Big institutional investors with lots of money to invest can make a few quick bucks from this IPO flipping. You probably don't have the money to get in on this yourself, unfortunately. You'll end up being the one giving the big guys your own money.
If Facebook is a good company and a company built to persist in its greatness, its financial numbers will reflect that in the next five and ten years. At that point, a careful value investor can look at the free cash it generates and see that number grow at a predictable rate. You'll see how it reinvests that money in its business and how it plans to make more money every year. You'll have data to review and analyze.
You'll be able to tell a story about the company and see if that story makes sense.
What You Don't Know about the Business Behind an IPO
If you're looking at the next big IPO, you can't tell that kind of story. You don't know enough. You could guess, but when there are so many other great companies, why not look for other opportunities—less risky opportunities, because they have concrete facts and figures?
Maybe Facebook will turn an initial investment of $40 into $400 or $4000 in the next ten years. Maybe it'll turn that investment into $4. It's too difficult to predict, so why even try? You don't have to, though. You can put that $40 in something much safer with an 80% chance of success.
It's okay to ignore IPOs. Let the speculators have their fun. You don't have to play that game; a boring but safe investment such as an S&P 500 index fund has more predictable results over time (and will never go bankrupt like some of the IPO darlings of the dot com bust).
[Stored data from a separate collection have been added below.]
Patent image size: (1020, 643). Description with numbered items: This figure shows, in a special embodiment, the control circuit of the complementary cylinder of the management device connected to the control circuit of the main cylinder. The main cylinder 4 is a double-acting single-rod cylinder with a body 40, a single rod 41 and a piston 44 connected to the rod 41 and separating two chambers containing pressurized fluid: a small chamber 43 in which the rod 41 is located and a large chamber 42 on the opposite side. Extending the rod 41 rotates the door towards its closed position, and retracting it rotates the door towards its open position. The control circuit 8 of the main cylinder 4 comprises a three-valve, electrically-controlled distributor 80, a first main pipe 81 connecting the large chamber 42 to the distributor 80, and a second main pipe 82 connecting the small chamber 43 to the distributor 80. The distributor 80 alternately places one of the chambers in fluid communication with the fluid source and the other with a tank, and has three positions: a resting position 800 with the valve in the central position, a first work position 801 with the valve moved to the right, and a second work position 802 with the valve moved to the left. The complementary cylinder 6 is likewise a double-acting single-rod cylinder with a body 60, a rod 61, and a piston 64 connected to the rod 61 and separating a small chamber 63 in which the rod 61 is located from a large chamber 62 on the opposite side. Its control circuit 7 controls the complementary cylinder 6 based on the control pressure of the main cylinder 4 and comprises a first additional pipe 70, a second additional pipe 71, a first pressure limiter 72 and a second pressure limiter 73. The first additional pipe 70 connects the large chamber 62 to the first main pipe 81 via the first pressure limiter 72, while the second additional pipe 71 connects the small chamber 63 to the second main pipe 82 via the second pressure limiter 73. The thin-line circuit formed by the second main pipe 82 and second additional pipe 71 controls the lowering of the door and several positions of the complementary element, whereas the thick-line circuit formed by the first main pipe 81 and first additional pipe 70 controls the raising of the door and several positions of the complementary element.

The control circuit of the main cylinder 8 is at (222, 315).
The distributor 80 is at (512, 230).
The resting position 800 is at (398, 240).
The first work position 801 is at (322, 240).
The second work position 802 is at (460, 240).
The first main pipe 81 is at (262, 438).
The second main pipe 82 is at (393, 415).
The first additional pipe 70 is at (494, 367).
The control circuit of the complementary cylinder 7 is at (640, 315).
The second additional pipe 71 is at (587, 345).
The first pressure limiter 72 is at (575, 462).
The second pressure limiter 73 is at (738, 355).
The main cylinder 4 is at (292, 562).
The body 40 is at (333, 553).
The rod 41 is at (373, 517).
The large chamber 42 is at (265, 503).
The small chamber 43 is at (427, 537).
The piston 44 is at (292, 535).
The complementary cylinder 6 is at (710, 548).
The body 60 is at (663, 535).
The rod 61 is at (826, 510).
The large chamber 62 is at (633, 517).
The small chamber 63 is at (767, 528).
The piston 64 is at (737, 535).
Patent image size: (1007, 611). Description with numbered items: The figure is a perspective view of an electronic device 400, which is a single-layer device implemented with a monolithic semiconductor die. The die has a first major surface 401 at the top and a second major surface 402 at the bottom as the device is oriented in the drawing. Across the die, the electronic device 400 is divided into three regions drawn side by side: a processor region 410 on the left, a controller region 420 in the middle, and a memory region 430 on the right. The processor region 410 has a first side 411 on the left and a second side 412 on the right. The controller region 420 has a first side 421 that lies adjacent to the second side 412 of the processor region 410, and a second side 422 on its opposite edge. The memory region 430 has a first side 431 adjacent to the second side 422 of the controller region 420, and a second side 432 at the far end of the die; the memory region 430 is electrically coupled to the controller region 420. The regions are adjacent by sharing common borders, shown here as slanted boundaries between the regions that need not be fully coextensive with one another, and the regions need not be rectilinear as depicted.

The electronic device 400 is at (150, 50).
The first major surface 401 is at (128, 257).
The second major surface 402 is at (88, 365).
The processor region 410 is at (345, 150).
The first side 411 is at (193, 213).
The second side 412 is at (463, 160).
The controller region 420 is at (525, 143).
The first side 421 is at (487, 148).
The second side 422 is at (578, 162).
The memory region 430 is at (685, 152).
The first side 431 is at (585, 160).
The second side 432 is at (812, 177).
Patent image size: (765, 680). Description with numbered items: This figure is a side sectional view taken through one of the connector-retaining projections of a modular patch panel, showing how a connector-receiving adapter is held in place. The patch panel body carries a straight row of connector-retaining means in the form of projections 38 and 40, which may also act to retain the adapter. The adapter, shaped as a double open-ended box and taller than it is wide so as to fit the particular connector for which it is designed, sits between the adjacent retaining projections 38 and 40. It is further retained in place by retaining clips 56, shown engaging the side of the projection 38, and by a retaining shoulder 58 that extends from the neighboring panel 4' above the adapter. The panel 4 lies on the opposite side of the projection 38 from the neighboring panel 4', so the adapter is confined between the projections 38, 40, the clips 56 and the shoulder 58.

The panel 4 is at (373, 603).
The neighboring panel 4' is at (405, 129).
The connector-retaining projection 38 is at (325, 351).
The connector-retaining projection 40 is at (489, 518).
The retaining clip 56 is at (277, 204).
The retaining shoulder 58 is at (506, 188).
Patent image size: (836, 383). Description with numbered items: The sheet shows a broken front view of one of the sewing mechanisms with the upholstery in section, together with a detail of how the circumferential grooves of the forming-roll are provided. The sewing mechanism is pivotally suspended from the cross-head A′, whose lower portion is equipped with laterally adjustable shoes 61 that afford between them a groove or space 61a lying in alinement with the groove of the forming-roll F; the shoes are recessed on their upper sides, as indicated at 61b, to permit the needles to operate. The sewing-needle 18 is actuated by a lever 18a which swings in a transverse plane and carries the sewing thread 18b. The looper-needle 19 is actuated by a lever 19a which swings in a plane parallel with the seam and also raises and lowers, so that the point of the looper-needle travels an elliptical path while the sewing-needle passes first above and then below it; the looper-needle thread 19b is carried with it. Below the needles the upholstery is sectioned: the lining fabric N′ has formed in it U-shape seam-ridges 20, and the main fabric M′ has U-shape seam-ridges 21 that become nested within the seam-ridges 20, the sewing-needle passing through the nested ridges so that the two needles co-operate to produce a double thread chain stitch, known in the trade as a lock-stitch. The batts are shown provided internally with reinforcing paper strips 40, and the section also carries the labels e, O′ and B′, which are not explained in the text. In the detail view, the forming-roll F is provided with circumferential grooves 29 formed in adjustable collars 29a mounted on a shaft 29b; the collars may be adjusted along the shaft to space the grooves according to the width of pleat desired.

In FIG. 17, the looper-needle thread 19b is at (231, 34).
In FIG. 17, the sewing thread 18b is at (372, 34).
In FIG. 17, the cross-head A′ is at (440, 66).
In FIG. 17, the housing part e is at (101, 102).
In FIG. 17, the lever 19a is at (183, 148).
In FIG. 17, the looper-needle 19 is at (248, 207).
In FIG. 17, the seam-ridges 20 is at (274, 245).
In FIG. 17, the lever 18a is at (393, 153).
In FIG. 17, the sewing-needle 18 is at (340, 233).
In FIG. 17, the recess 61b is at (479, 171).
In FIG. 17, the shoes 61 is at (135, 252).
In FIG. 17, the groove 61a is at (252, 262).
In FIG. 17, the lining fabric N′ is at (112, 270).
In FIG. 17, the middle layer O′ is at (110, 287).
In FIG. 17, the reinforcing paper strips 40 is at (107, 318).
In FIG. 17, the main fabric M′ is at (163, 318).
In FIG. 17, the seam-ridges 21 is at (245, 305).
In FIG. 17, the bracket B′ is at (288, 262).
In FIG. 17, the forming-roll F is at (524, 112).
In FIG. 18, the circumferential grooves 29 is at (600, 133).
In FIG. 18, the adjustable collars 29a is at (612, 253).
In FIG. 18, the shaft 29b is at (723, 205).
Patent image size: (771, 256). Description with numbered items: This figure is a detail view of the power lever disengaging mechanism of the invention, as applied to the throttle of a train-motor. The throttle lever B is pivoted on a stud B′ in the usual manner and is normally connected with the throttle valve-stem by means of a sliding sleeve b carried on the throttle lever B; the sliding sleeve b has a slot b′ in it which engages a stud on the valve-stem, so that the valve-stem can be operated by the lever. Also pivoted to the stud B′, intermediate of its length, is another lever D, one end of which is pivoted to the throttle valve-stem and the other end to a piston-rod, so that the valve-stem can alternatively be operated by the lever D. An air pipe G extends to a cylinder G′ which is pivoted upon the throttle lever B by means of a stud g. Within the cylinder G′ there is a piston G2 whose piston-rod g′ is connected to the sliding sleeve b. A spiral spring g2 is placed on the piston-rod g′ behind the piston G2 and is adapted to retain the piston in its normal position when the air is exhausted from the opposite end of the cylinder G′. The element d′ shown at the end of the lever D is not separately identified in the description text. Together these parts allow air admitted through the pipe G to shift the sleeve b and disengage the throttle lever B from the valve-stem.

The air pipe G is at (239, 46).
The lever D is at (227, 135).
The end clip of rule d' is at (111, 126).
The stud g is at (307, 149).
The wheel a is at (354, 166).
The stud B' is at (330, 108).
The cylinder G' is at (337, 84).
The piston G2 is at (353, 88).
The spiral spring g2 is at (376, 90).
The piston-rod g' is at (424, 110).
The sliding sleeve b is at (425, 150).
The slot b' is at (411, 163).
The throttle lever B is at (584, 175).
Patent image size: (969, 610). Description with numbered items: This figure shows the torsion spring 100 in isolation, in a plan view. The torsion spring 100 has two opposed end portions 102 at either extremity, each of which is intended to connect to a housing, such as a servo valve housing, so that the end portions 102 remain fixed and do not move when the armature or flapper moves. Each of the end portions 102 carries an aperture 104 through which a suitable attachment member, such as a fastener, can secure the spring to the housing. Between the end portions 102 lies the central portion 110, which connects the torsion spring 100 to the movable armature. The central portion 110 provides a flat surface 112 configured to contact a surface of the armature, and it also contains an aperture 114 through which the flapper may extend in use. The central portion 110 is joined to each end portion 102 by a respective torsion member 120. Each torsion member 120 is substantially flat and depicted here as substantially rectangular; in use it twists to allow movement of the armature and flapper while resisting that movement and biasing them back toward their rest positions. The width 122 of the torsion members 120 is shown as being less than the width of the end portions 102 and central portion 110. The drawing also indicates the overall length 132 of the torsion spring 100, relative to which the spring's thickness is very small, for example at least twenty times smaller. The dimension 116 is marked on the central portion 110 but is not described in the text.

Boring Businesses (can) Make Great Investments
High-tech IPOs are exciting. Lots of people feel a connection to a Twitter, a Zynga, or a Facebook, and they want to own a piece of the company that's building all that buzz. There's nothing wrong with that, but make sure you're not overlooking a boring business selling lumber or health equipment or insurance—especially if that boring business has real customers, growing free cash, and a solid plan to continue to make more money year after year.